滑らかな軌道を描く槍の穂先が剣を絡め取り、そのまま外に受け流した。
剣を無力化したニコラスは即座に引き戻した槍で追撃を放つ事はなく、それを地面に突き刺して笑う。
「今日はここまでにしておこう。本気を封印している君に勝っても面白くないからね」
「あ、はは。逃げ惑ってばかりで、仕舞いには僕たちを見捨てた君が勝つって?僕、面白くない冗談は嫌いなんだけど?」
「冗談のつもりはないよ。あれから長い時が経った。かつての君ならばともかく、今の君に勝てる程度には鍛えてある」
「だったら今殺してやるよ。僕たちがどんな思いで―――」
「だから彼を今の世に繋いだ」
「ッ!?」
「今日はそれを伝えにここまで来たんだよ」
笑顔のまま、されど口を開くニコラスの瞳の奥は、酷く冷えきっている。
対面するアルジャーノは目を見開いた。かつてのニコラスを知る者としては、この変貌が信じられないものであったから。
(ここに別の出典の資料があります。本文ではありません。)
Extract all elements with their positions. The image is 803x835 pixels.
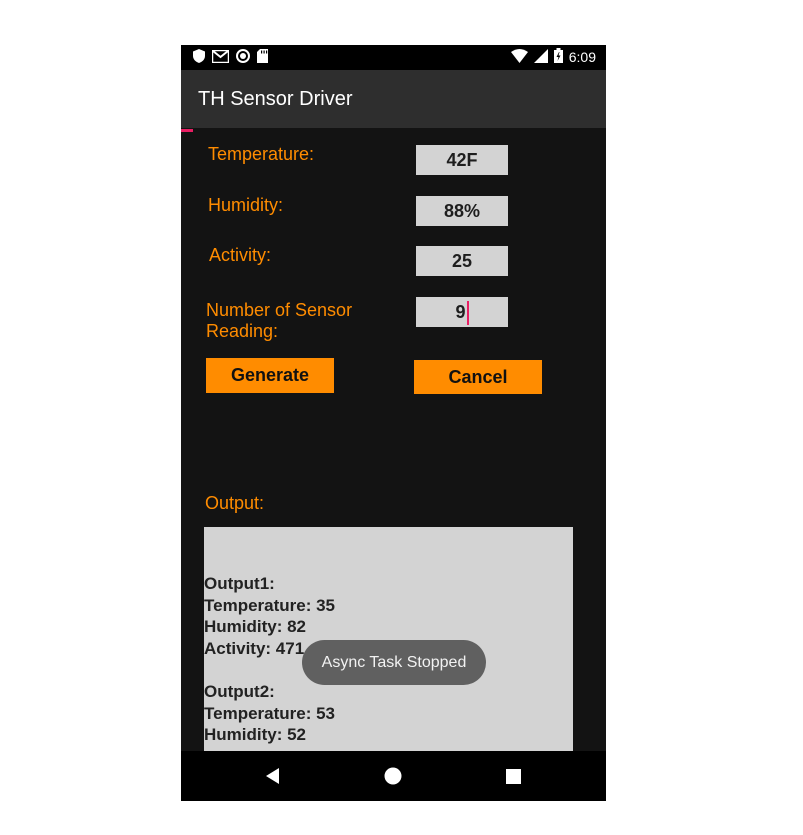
home-button[interactable] <box>363 751 423 801</box>
readings-label: Number of Sensor Reading: <box>206 300 352 342</box>
gmail-icon <box>211 49 230 68</box>
humidity-field[interactable]: 88% <box>416 196 508 226</box>
output-entry: Output2: Temperature: 53 Humidity: 52 <box>204 681 335 746</box>
shield-icon <box>193 49 205 68</box>
activity-label: Activity: <box>209 245 272 265</box>
recents-button[interactable] <box>483 751 543 801</box>
record-icon <box>236 49 250 68</box>
wifi-icon <box>510 48 528 66</box>
app-title: TH Sensor Driver <box>198 88 353 110</box>
back-button[interactable] <box>243 751 303 801</box>
activity-field[interactable]: 25 <box>416 246 508 276</box>
text-cursor <box>466 301 469 326</box>
readings-label-line1: Number of Sensor <box>206 300 353 320</box>
navigation-bar <box>181 751 606 801</box>
output-entry-temperature: Temperature: 53 <box>204 703 336 723</box>
output-entry-temperature: Temperature: 35 <box>204 595 336 615</box>
status-bar: 6:09 <box>181 45 606 70</box>
output-entry-title: Output2: <box>204 682 275 701</box>
battery-icon <box>553 48 563 66</box>
cancel-button[interactable]: Cancel <box>414 360 542 394</box>
output-entry-humidity: Humidity: 82 <box>204 617 307 636</box>
readings-value: 9 <box>455 302 466 322</box>
generate-button[interactable]: Generate <box>206 358 334 393</box>
phone-screen: 6:09 TH Sensor Driver Temperature: 42F H… <box>181 45 606 801</box>
temperature-field[interactable]: 42F <box>416 145 508 175</box>
output-label: Output: <box>205 493 265 513</box>
status-time: 6:09 <box>568 49 596 65</box>
humidity-label: Humidity: <box>208 195 284 215</box>
readings-field[interactable]: 9 <box>416 297 508 327</box>
temperature-label: Temperature: <box>208 144 315 164</box>
output-entry-humidity: Humidity: 52 <box>204 725 307 744</box>
app-bar: TH Sensor Driver <box>181 70 606 128</box>
back-icon <box>266 768 279 784</box>
accent-indicator <box>181 129 193 132</box>
home-icon <box>384 767 402 785</box>
sd-card-icon <box>257 49 268 68</box>
signal-icon <box>533 48 548 66</box>
readings-label-line2: Reading: <box>206 321 279 341</box>
recents-icon <box>505 768 521 784</box>
toast-message: Async Task Stopped <box>302 640 486 685</box>
output-entry-title: Output1: <box>204 574 275 593</box>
「アルジャーノ。君の願いは遠くない未来に叶うよ。そうすれば、その道化師のような真似を続ける必要もなくなる」
「余計なお世話だね。うん。僕は案外この口調が気に入ってるんだ」
「それ、性格悪いって言われないかい?」
「そこも含めて好きなんだよねぇ。ほら、尖ってる方が分かりやすいしさ?」
「そうか。ならしつこくは言わないよ」
「そうそう。だから余計なお世話だって言ったじゃん。で、なに?僕はもう逃げていいの?」
「ああ、いいけど最後に一つだけ、君のボスに伝言を頼むよ」
「ヴェルドラに?構わないけど、なにかな?」
魔術で生み出した槍を消し、正面からアルジャーノを真剣な目で見つめるニコラス。
「私は魔神を復活させるつもりだ」
「―――それは、どっちの意味で?」
「言わなくても分かるだろう?この時代にはかつてないほどに可能性がある。多分、これが最後のチャンスになるだろうね」
「うちのボスも同じことを言ってたよ」
「やはり彼もその結論に至っていたのか。シュナイゼルとアルマイルを突っついた時点で予想はついていたけど」
「そういうこと。んで、他には何もない?そろそろ追手が来そうで怖いんだけど?逃げたいんだけど?」
「ああ。これで本当に終わりだから、もう行っていいよ」
ニコラスがそれを言い終える前に、アルジャーノはさっさと逃走を再開した。
そしてニコラスもまた、己がそこにいたことを隠蔽するかのように姿を消し、後には誰も残らなかった。